NBCUniversal, Charter Spectrum Extend Talks on Programmingby and
Extension helps to avert blackout for Charter subscribers
Charter Spectrum is NBCUniversal’s third-largest distributor
NBCUniversal and Charter Communications Inc. extended talks about programming terms, helping to keep NBCUniversal’s broadcast and cable networks, including USA and Bravo, from going dark and averting a New Year’s Eve blackout.
Without the extension, announced by NBCUniversal in an e-mailed statement, the channels would have become unavailable in the first seconds of 2017 if the two couldn’t agree on new terms granting Charter rights to NBCUniversal’s programming. The cable provider is NBCUniversal’s third-largest distributor, with 17.3 million subscribers getting the company’s Spectrum TV service across the country, including New York City and Los Angeles.

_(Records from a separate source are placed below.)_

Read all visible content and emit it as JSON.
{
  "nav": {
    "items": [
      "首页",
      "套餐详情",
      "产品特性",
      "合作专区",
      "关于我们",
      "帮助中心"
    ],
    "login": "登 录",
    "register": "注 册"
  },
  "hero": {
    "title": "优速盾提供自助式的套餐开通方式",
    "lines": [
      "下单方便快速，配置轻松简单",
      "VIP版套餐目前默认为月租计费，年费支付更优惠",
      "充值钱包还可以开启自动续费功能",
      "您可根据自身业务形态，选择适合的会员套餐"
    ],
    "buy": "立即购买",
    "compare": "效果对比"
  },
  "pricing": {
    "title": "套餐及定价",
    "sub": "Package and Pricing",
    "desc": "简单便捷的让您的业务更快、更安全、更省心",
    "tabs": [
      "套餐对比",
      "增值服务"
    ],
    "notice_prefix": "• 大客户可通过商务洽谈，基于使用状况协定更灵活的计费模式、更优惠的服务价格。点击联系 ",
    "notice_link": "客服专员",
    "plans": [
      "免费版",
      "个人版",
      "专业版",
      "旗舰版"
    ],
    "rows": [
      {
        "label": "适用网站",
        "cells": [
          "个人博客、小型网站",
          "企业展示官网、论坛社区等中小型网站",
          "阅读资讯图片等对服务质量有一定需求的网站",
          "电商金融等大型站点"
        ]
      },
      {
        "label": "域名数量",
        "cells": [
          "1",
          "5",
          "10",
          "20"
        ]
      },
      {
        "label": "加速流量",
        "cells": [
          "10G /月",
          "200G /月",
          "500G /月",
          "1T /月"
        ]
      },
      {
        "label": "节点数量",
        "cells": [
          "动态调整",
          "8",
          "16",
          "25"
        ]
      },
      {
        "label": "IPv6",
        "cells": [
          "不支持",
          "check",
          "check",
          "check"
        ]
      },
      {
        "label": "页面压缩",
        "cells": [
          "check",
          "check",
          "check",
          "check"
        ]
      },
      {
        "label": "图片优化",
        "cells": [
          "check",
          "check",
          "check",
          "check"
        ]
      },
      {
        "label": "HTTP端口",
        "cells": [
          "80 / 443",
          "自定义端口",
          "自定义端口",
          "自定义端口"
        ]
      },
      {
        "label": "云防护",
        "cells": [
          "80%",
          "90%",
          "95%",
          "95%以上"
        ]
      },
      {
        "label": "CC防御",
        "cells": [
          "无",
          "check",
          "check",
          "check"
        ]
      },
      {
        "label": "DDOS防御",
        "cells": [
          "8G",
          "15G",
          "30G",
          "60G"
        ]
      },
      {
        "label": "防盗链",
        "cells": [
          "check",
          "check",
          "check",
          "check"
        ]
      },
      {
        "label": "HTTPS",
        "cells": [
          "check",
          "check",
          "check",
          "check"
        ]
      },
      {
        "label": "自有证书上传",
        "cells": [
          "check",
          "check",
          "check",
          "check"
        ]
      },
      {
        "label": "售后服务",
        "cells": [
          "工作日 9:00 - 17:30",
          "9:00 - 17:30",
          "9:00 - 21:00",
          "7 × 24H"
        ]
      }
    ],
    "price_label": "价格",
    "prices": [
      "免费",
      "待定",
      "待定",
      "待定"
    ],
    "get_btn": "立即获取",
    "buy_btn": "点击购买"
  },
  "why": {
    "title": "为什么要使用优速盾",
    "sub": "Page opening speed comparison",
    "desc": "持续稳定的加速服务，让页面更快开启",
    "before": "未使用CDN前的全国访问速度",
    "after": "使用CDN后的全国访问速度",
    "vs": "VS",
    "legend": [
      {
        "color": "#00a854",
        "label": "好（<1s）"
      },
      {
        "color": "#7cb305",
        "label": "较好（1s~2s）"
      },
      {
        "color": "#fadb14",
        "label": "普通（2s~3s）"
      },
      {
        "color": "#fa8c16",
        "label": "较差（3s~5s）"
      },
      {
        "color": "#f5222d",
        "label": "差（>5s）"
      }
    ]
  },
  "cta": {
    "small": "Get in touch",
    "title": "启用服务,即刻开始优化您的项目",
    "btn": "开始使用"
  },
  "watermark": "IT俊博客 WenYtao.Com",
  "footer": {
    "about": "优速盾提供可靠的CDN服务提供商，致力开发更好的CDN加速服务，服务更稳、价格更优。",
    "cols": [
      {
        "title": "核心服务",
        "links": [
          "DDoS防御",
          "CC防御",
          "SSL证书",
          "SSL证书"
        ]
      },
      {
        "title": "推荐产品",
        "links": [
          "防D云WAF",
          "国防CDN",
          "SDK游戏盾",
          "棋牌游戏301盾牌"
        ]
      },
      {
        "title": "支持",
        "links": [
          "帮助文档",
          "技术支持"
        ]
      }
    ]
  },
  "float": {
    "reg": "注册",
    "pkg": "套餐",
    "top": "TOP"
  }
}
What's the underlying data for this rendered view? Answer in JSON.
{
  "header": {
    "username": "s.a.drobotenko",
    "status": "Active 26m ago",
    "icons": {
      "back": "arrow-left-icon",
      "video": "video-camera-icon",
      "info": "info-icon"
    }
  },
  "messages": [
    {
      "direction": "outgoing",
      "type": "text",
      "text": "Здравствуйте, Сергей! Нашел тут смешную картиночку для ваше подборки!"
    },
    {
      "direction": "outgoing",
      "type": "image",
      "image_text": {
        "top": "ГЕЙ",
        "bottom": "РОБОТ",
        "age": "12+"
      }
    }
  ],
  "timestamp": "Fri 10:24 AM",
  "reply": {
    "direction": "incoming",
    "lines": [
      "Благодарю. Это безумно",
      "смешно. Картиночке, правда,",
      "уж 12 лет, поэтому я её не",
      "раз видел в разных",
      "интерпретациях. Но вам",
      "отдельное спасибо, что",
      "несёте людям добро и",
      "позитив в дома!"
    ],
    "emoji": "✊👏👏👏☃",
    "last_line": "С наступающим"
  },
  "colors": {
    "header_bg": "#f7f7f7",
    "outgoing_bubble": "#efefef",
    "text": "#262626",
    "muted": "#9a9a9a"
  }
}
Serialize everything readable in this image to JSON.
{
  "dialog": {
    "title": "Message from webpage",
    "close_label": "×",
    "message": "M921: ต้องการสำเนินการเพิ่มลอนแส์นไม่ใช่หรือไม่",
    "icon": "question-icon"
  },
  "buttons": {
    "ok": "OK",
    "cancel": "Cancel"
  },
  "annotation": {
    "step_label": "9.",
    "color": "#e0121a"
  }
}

Standoffs between TV networks and distributors are common, and they often go down to the wire as both sides demand better deals. Such negotiations have gained even more significance as the pay-TV industry loses subscribers, putting pressure on Charter and other cable providers to cut costs and forcing networks like NBC to prove their value.
NBCUniversal is owned by Philadelphia-based Comcast Corp., the nation’s largest cable company, which is often on the other side of the negotiating table with networks. NBCUniversal owns cable channels such as CNBC and broadcaster NBC, which is scheduled to air a “Sunday Night Football” game loaded with playoff implications on Jan. 1, when the Green Bay Packers face the Detroit Lions.
Charter, based in Stamford, Connecticut, recently acquired Time Warner Cable Inc. and Bright House Networks, giving it more leverage in negotiations. The cable provider was recently sued by Fox News and Univision Holdings Inc. over fees. Charter has said it expects the programmers to honor their contracts.